家計のピンチを救うはずの定額給付金はなかなか振り込まれず、「やっぱり、もしものときのために普段からお金を貯めておくべきだった」と、貯蓄の必要性を再認識した人も多いのではないだろうか。しかし、冒頭の石井さんのように「簡単に貯蓄ができれば苦労はしない」と嘆く人も少なくないだろう。
貯蓄は“才能”がないとできないのだろうか。ファイナンシャルプランナーの横川由理さんは、そんな悩みを真っ向から否定する。
「ポイントさえしっかりと押さえていれば、貯蓄は誰でもできるようになります」
お金が貯められないと悩む人には、共通した特徴がある。それは「自分のお金の流れを理解できていない」こと。節約が苦手な人の多くは、“なんとなく管理した気になって、気づけばお金がなくなっていく”状態だという。

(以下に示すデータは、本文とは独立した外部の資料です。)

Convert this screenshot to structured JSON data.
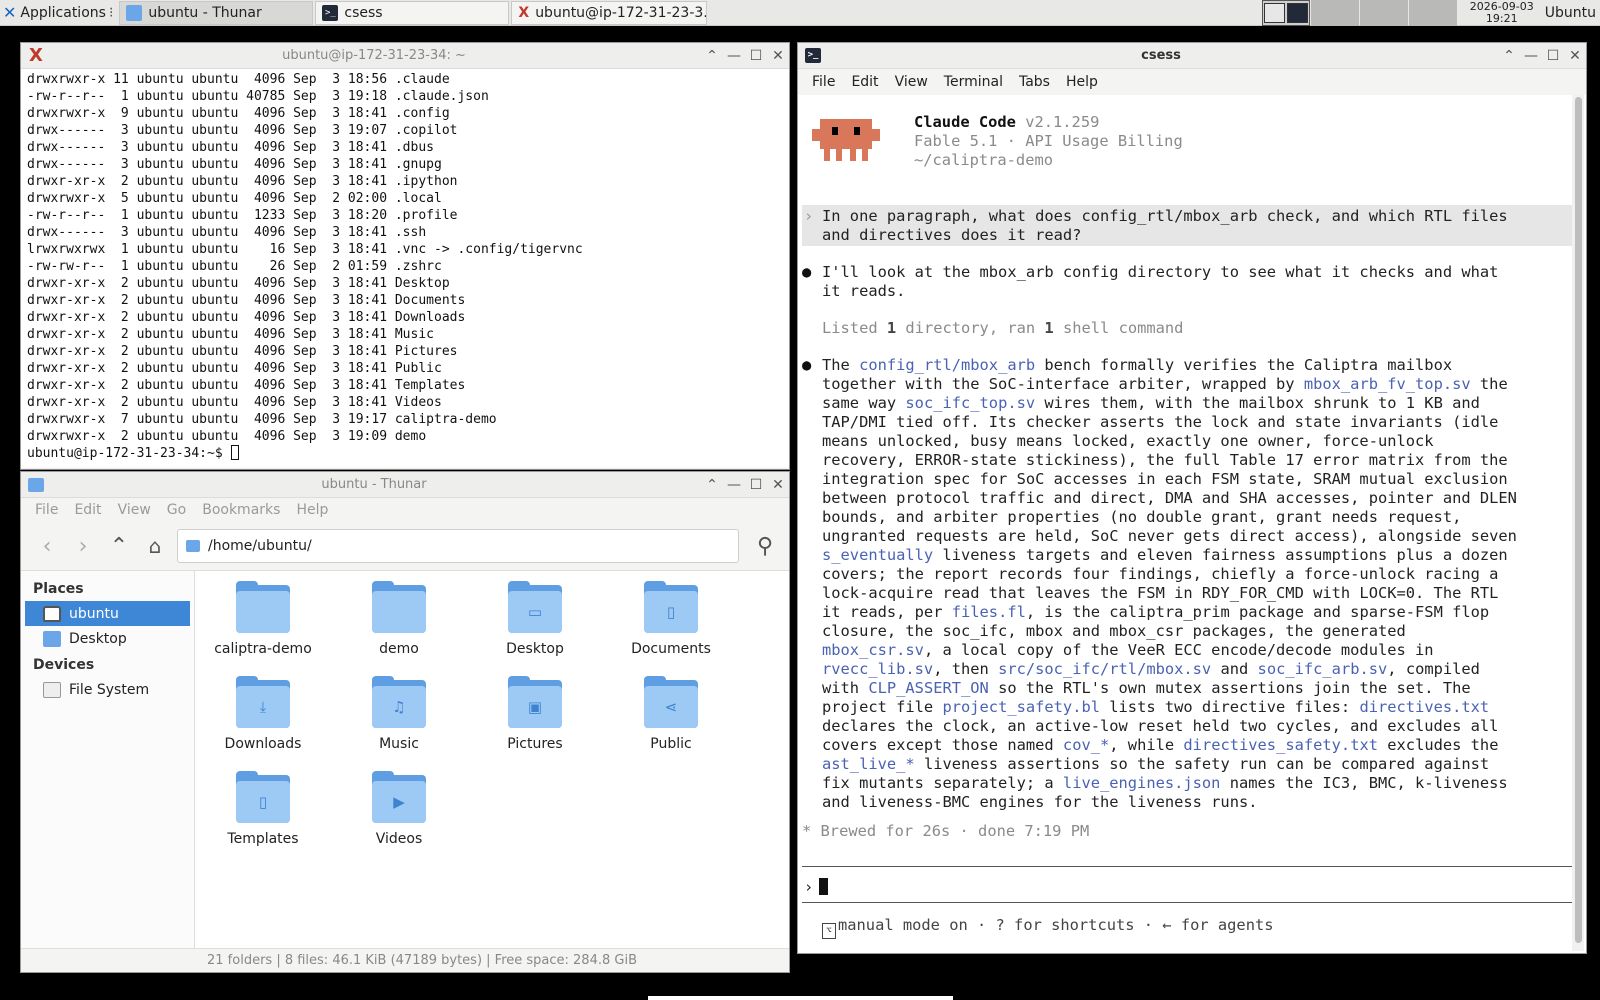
{
  "panel": {
    "applications_label": "Applications",
    "tasks": [
      {
        "label": "ubuntu - Thunar",
        "icon": "folder-icon"
      },
      {
        "label": "csess",
        "icon": "terminal-icon"
      },
      {
        "label": "ubuntu@ip-172-31-23-3...",
        "icon": "x-icon"
      }
    ],
    "clock_date": "2026-09-03",
    "clock_time": "19:21",
    "user": "Ubuntu"
  },
  "term1": {
    "title": "ubuntu@ip-172-31-23-34: ~",
    "lines": [
      "drwxrwxr-x 11 ubuntu ubuntu  4096 Sep  3 18:56 .claude",
      "-rw-r--r--  1 ubuntu ubuntu 40785 Sep  3 19:18 .claude.json",
      "drwxrwxr-x  9 ubuntu ubuntu  4096 Sep  3 18:41 .config",
      "drwx------  3 ubuntu ubuntu  4096 Sep  3 19:07 .copilot",
      "drwx------  3 ubuntu ubuntu  4096 Sep  3 18:41 .dbus",
      "drwx------  3 ubuntu ubuntu  4096 Sep  3 18:41 .gnupg",
      "drwxr-xr-x  2 ubuntu ubuntu  4096 Sep  3 18:41 .ipython",
      "drwxrwxr-x  5 ubuntu ubuntu  4096 Sep  2 02:00 .local",
      "-rw-r--r--  1 ubuntu ubuntu  1233 Sep  3 18:20 .profile",
      "drwx------  3 ubuntu ubuntu  4096 Sep  3 18:41 .ssh",
      "lrwxrwxrwx  1 ubuntu ubuntu    16 Sep  3 18:41 .vnc -> .config/tigervnc",
      "-rw-rw-r--  1 ubuntu ubuntu    26 Sep  2 01:59 .zshrc",
      "drwxr-xr-x  2 ubuntu ubuntu  4096 Sep  3 18:41 Desktop",
      "drwxr-xr-x  2 ubuntu ubuntu  4096 Sep  3 18:41 Documents",
      "drwxr-xr-x  2 ubuntu ubuntu  4096 Sep  3 18:41 Downloads",
      "drwxr-xr-x  2 ubuntu ubuntu  4096 Sep  3 18:41 Music",
      "drwxr-xr-x  2 ubuntu ubuntu  4096 Sep  3 18:41 Pictures",
      "drwxr-xr-x  2 ubuntu ubuntu  4096 Sep  3 18:41 Public",
      "drwxr-xr-x  2 ubuntu ubuntu  4096 Sep  3 18:41 Templates",
      "drwxr-xr-x  2 ubuntu ubuntu  4096 Sep  3 18:41 Videos",
      "drwxrwxr-x  7 ubuntu ubuntu  4096 Sep  3 19:17 caliptra-demo",
      "drwxrwxr-x  2 ubuntu ubuntu  4096 Sep  3 19:09 demo"
    ],
    "prompt": "ubuntu@ip-172-31-23-34:~$ "
  },
  "thunar": {
    "title": "ubuntu - Thunar",
    "menu": [
      "File",
      "Edit",
      "View",
      "Go",
      "Bookmarks",
      "Help"
    ],
    "location": "/home/ubuntu/",
    "places_heading": "Places",
    "places": [
      "ubuntu",
      "Desktop"
    ],
    "devices_heading": "Devices",
    "devices": [
      "File System"
    ],
    "items": [
      {
        "label": "caliptra-demo",
        "glyph": ""
      },
      {
        "label": "demo",
        "glyph": ""
      },
      {
        "label": "Desktop",
        "glyph": "▭"
      },
      {
        "label": "Documents",
        "glyph": "▯"
      },
      {
        "label": "Downloads",
        "glyph": "⤓"
      },
      {
        "label": "Music",
        "glyph": "♫"
      },
      {
        "label": "Pictures",
        "glyph": "▣"
      },
      {
        "label": "Public",
        "glyph": "⋖"
      },
      {
        "label": "Templates",
        "glyph": "▯"
      },
      {
        "label": "Videos",
        "glyph": "▶"
      }
    ],
    "status": "21 folders  |  8 files: 46.1 KiB (47189 bytes)  |  Free space: 284.8 GiB"
  },
  "term2": {
    "title": "csess",
    "menu": [
      "File",
      "Edit",
      "View",
      "Terminal",
      "Tabs",
      "Help"
    ],
    "app_name": "Claude Code",
    "version": "v2.1.259",
    "model_line": "Fable 5.1 · API Usage Billing",
    "cwd": "~/caliptra-demo",
    "user_prompt_1": "In one paragraph, what does config_rtl/mbox_arb check, and which RTL files",
    "user_prompt_2": "and directives does it read?",
    "msg1_1": "I'll look at the mbox_arb config directory to see what it checks and what",
    "msg1_2": "it reads.",
    "tool_a": "Listed ",
    "tool_n1": "1",
    "tool_b": " directory, ran ",
    "tool_n2": "1",
    "tool_c": " shell command",
    "answer": [
      [
        [
          "",
          "The "
        ],
        [
          "lnk",
          "config_rtl/mbox_arb"
        ],
        [
          "",
          " bench formally verifies the Caliptra mailbox"
        ]
      ],
      [
        [
          "",
          "together with the SoC-interface arbiter, wrapped by "
        ],
        [
          "lnk",
          "mbox_arb_fv_top.sv"
        ],
        [
          "",
          " the"
        ]
      ],
      [
        [
          "",
          "same way "
        ],
        [
          "lnk",
          "soc_ifc_top.sv"
        ],
        [
          "",
          " wires them, with the mailbox shrunk to 1 KB and"
        ]
      ],
      [
        [
          "",
          "TAP/DMI tied off. Its checker asserts the lock and state invariants (idle"
        ]
      ],
      [
        [
          "",
          "means unlocked, busy means locked, exactly one owner, force-unlock"
        ]
      ],
      [
        [
          "",
          "recovery, ERROR-state stickiness), the full Table 17 error matrix from the"
        ]
      ],
      [
        [
          "",
          "integration spec for SoC accesses in each FSM state, SRAM mutual exclusion"
        ]
      ],
      [
        [
          "",
          "between protocol traffic and direct, DMA and SHA accesses, pointer and DLEN"
        ]
      ],
      [
        [
          "",
          "bounds, and arbiter properties (no double grant, grant needs request,"
        ]
      ],
      [
        [
          "",
          "ungranted requests are held, SoC never gets direct access), alongside seven"
        ]
      ],
      [
        [
          "lnk",
          "s_eventually"
        ],
        [
          "",
          " liveness targets and eleven fairness assumptions plus a dozen"
        ]
      ],
      [
        [
          "",
          "covers; the report records four findings, chiefly a force-unlock racing a"
        ]
      ],
      [
        [
          "",
          "lock-acquire read that leaves the FSM in RDY_FOR_CMD with LOCK=0. The RTL"
        ]
      ],
      [
        [
          "",
          "it reads, per "
        ],
        [
          "lnk",
          "files.fl"
        ],
        [
          "",
          ", is the caliptra_prim package and sparse-FSM flop"
        ]
      ],
      [
        [
          "",
          "closure, the soc_ifc, mbox and mbox_csr packages, the generated"
        ]
      ],
      [
        [
          "lnk",
          "mbox_csr.sv"
        ],
        [
          "",
          ", a local copy of the VeeR ECC encode/decode modules in"
        ]
      ],
      [
        [
          "lnk",
          "rvecc_lib.sv"
        ],
        [
          "",
          ", then "
        ],
        [
          "lnk",
          "src/soc_ifc/rtl/mbox.sv"
        ],
        [
          "",
          " and "
        ],
        [
          "lnk",
          "soc_ifc_arb.sv"
        ],
        [
          "",
          ", compiled"
        ]
      ],
      [
        [
          "",
          "with "
        ],
        [
          "lnk",
          "CLP_ASSERT_ON"
        ],
        [
          "",
          " so the RTL's own mutex assertions join the set. The"
        ]
      ],
      [
        [
          "",
          "project file "
        ],
        [
          "lnk",
          "project_safety.bl"
        ],
        [
          "",
          " lists two directive files: "
        ],
        [
          "lnk",
          "directives.txt"
        ]
      ],
      [
        [
          "",
          "declares the clock, an active-low reset held two cycles, and excludes all"
        ]
      ],
      [
        [
          "",
          "covers except those named "
        ],
        [
          "lnk",
          "cov_*"
        ],
        [
          "",
          ", while "
        ],
        [
          "lnk",
          "directives_safety.txt"
        ],
        [
          "",
          " excludes the"
        ]
      ],
      [
        [
          "lnk",
          "ast_live_*"
        ],
        [
          "",
          " liveness assertions so the safety run can be compared against"
        ]
      ],
      [
        [
          "",
          "fix mutants separately; a "
        ],
        [
          "lnk",
          "live_engines.json"
        ],
        [
          "",
          " names the IC3, BMC, k-liveness"
        ]
      ],
      [
        [
          "",
          "and liveness-BMC engines for the liveness runs."
        ]
      ]
    ],
    "brewed": "* Brewed for 26s · done 7:19 PM",
    "footer": "manual mode on · ? for shortcuts · ← for agents"
  },
  "colors": {
    "link": "#4a62b3",
    "mascot": "#d9775b",
    "selection": "#3d87d6",
    "folder": "#9ccaf5"
  }
}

そのため、お金を貯めるには「資産の把握」が欠かせない。家計簿をつけて収支を管理することが有効といわれるが、細かく家計簿をつけ続けるのは意外とハードルが高い。
「そんな人におすすめなのが、『銀行口座を分ける』という資産管理術です。家計簿をつけることなく、収支を“見える化”することができる。そのうえ、細かい作業も必要ないので、面倒くさがりの人でも無理なく続けられます」(横川さん・以下同)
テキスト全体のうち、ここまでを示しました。